Lawyers for Charles Frederick Warner, convicted of raping and murdering his girlfriend's 11-month-old daughter, appealed to the Supreme Court to intervene on grounds that there were too many unknowns about the method of execution, and strong evidence that it would deliver excessive pain. The court turned them down by a 5-4 vote. Yet in that rejection there was, perhaps, a glimmer of hope for a more progressive and humane decision by the court down the road, at least as far as the controversial use of a compound called midazolam in the three-drug executions is concerned.

The drug was involved in three executions that went awry last year (though they are hardly the only ones), and the evidence is thin that it sufficiently sedates the condemned to avoid suffering as the second and third injections kill them. In Arizona, it took two hours for James Michael Woods to die using a protocol that included midazolam.

So why the glimmer of hope? It comes from Justice Sonia Sotomayor's dissent, which prods the court to take a closer look at the constitutionality of execution protocols given what seems to be clear scientific evidence that midazolam does not sedate to the extent that state executioners say it does. She also urges less deference to the lower courts when points of fact invite skepticism, as in the suspect defense of midazolam as a powerful sedative (the state's expert witness "cited no studies, but instead appeared to rely primarily on the Web site www.drugs.com for his research."). The full dissent is here, but I've included a key portion below:

"I am deeply troubled by this evidence suggesting that midazolam cannot constitutionally be used as the first drug in a three-drug lethal injection protocol. It is true that we give deference to the district courts. But at some point we must question their findings of fact, unless we are to abdicate our role of ensuring that no clear error has been committed. We should review such findings with added care when what is at issue is the risk of the needless infliction of severe pain. Here, given the evidence before the District Court, I struggle to see how its decision to credit the testimony of a single purported expert can be supported given the substantial body of conflicting empirical and anecdotal evidence.

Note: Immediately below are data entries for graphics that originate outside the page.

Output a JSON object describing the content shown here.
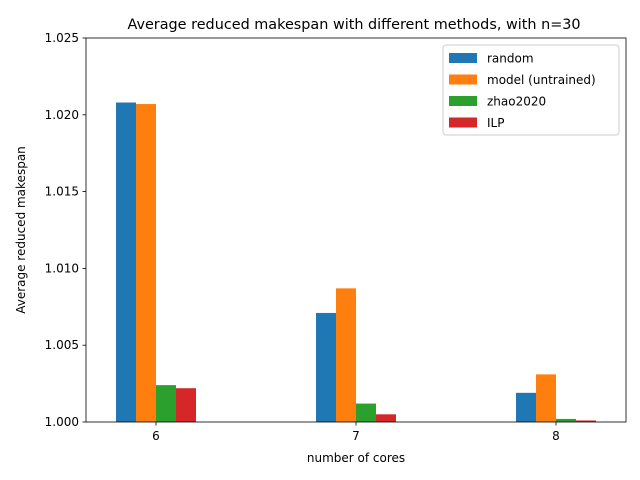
{
  "chart_data": {
    "type": "bar",
    "title": "Average reduced makespan with different methods, with n=30",
    "xlabel": "number of cores",
    "ylabel": "Average reduced makespan",
    "categories": [
      "6",
      "7",
      "8"
    ],
    "ylim": [
      1.0,
      1.025
    ],
    "yticks": [
      "1.000",
      "1.005",
      "1.010",
      "1.015",
      "1.020",
      "1.025"
    ],
    "grid": false,
    "legend_position": "top-right",
    "series": [
      {
        "name": "random",
        "color": "#1f77b4",
        "values": [
          1.0208,
          1.0071,
          1.0019
        ]
      },
      {
        "name": "model (untrained)",
        "color": "#ff7f0e",
        "values": [
          1.0207,
          1.0087,
          1.0031
        ]
      },
      {
        "name": "zhao2020",
        "color": "#2ca02c",
        "values": [
          1.0024,
          1.0012,
          1.0002
        ]
      },
      {
        "name": "ILP",
        "color": "#d62728",
        "values": [
          1.0022,
          1.0005,
          1.0001
        ]
      }
    ]
  }
}
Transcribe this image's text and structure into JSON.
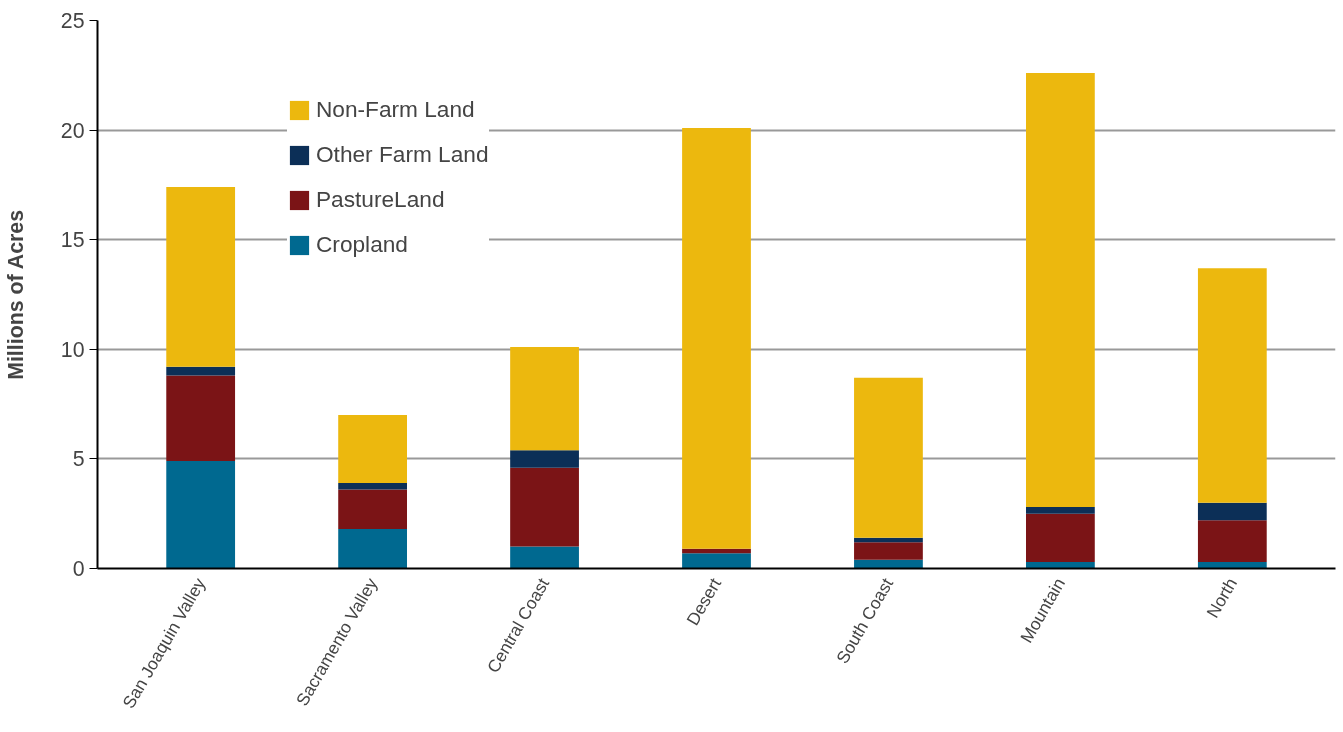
{
  "chart_data": {
    "type": "bar",
    "stacked": true,
    "ylabel": "Millions of Acres",
    "categories": [
      "San Joaquin Valley",
      "Sacramento Valley",
      "Central Coast",
      "Desert",
      "South Coast",
      "Mountain",
      "North"
    ],
    "series": [
      {
        "name": "Cropland",
        "color": "#006990",
        "values": [
          4.9,
          1.8,
          1.0,
          0.7,
          0.4,
          0.3,
          0.3
        ]
      },
      {
        "name": "PastureLand",
        "color": "#7b1416",
        "values": [
          3.9,
          1.8,
          3.6,
          0.2,
          0.8,
          2.2,
          1.9
        ]
      },
      {
        "name": "Other Farm Land",
        "color": "#0c2f57",
        "values": [
          0.4,
          0.3,
          0.8,
          0,
          0.2,
          0.3,
          0.8
        ]
      },
      {
        "name": "Non-Farm Land",
        "color": "#ecb80e",
        "values": [
          8.2,
          3.1,
          4.7,
          19.2,
          7.3,
          19.8,
          10.7
        ]
      }
    ],
    "ylim": [
      0,
      25
    ],
    "yticks": [
      0,
      5,
      10,
      15,
      20,
      25
    ],
    "grid": "y",
    "legend": "top left"
  }
}
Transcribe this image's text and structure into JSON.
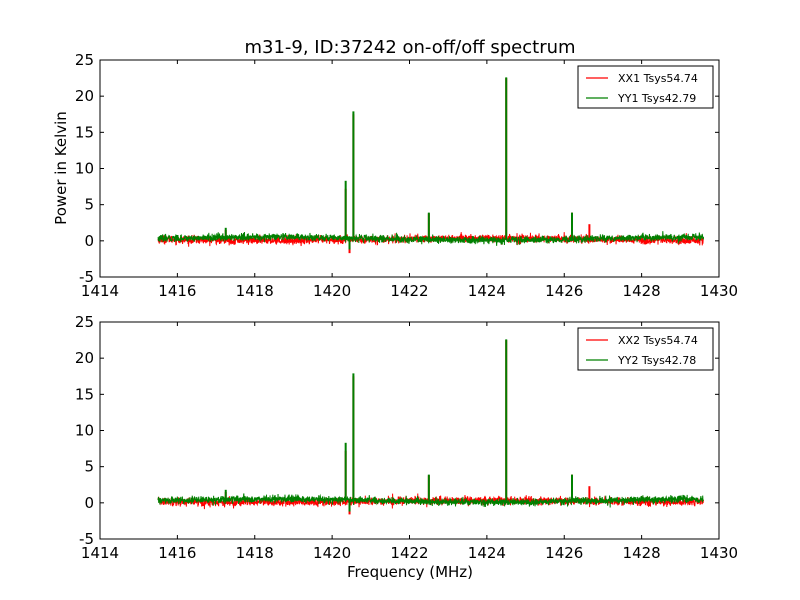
{
  "chart_data": [
    {
      "type": "line",
      "title": "m31-9, ID:37242 on-off/off spectrum",
      "xlabel": "",
      "ylabel": "Power in Kelvin",
      "xlim": [
        1414,
        1430
      ],
      "ylim": [
        -5,
        25
      ],
      "xticks": [
        1414,
        1416,
        1418,
        1420,
        1422,
        1424,
        1426,
        1428,
        1430
      ],
      "yticks": [
        -5,
        0,
        5,
        10,
        15,
        20,
        25
      ],
      "x_range": [
        1415.5,
        1429.6
      ],
      "grid": false,
      "legend_position": "top-right",
      "series": [
        {
          "name": "XX1 Tsys54.74",
          "color": "#ff0000",
          "baseline": 0.2,
          "noise": 0.5,
          "peaks": [
            {
              "x": 1417.25,
              "y": 1.5
            },
            {
              "x": 1420.35,
              "y": 7.2
            },
            {
              "x": 1420.45,
              "y": -1.7
            },
            {
              "x": 1420.55,
              "y": 17.5
            },
            {
              "x": 1422.5,
              "y": 3.8
            },
            {
              "x": 1424.5,
              "y": 22.5
            },
            {
              "x": 1426.2,
              "y": 3.9
            },
            {
              "x": 1426.65,
              "y": 2.3
            }
          ]
        },
        {
          "name": "YY1 Tsys42.79",
          "color": "#008000",
          "baseline": 0.3,
          "noise": 0.45,
          "peaks": [
            {
              "x": 1417.25,
              "y": 1.8
            },
            {
              "x": 1420.35,
              "y": 8.3
            },
            {
              "x": 1420.45,
              "y": -1.2
            },
            {
              "x": 1420.55,
              "y": 17.9
            },
            {
              "x": 1422.5,
              "y": 3.9
            },
            {
              "x": 1424.5,
              "y": 22.6
            },
            {
              "x": 1426.2,
              "y": 3.9
            }
          ]
        }
      ]
    },
    {
      "type": "line",
      "title": "",
      "xlabel": "Frequency (MHz)",
      "ylabel": "",
      "xlim": [
        1414,
        1430
      ],
      "ylim": [
        -5,
        25
      ],
      "xticks": [
        1414,
        1416,
        1418,
        1420,
        1422,
        1424,
        1426,
        1428,
        1430
      ],
      "yticks": [
        -5,
        0,
        5,
        10,
        15,
        20,
        25
      ],
      "x_range": [
        1415.5,
        1429.6
      ],
      "grid": false,
      "legend_position": "top-right",
      "series": [
        {
          "name": "XX2 Tsys54.74",
          "color": "#ff0000",
          "baseline": 0.2,
          "noise": 0.5,
          "peaks": [
            {
              "x": 1417.25,
              "y": 1.5
            },
            {
              "x": 1420.35,
              "y": 7.2
            },
            {
              "x": 1420.45,
              "y": -1.6
            },
            {
              "x": 1420.55,
              "y": 17.5
            },
            {
              "x": 1422.5,
              "y": 3.8
            },
            {
              "x": 1424.5,
              "y": 22.5
            },
            {
              "x": 1426.2,
              "y": 3.9
            },
            {
              "x": 1426.65,
              "y": 2.3
            }
          ]
        },
        {
          "name": "YY2 Tsys42.78",
          "color": "#008000",
          "baseline": 0.3,
          "noise": 0.45,
          "peaks": [
            {
              "x": 1417.25,
              "y": 1.8
            },
            {
              "x": 1420.35,
              "y": 8.3
            },
            {
              "x": 1420.45,
              "y": -1.2
            },
            {
              "x": 1420.55,
              "y": 17.9
            },
            {
              "x": 1422.5,
              "y": 3.9
            },
            {
              "x": 1424.5,
              "y": 22.6
            },
            {
              "x": 1426.2,
              "y": 3.9
            }
          ]
        }
      ]
    }
  ]
}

"I believe that we should have granted petitioners’ application for stay. The questions before us are especially important now, given States’ increasing reliance on new and scientifically untested methods of execution. Petitioners have committed horrific crimes, and should be punished. But the Eighth Amendment guarantees that no one should be subjected to an execution that causes searing, unnecessary pain before death. I hope that our failure to act today does not portend our unwillingness to consider these questions."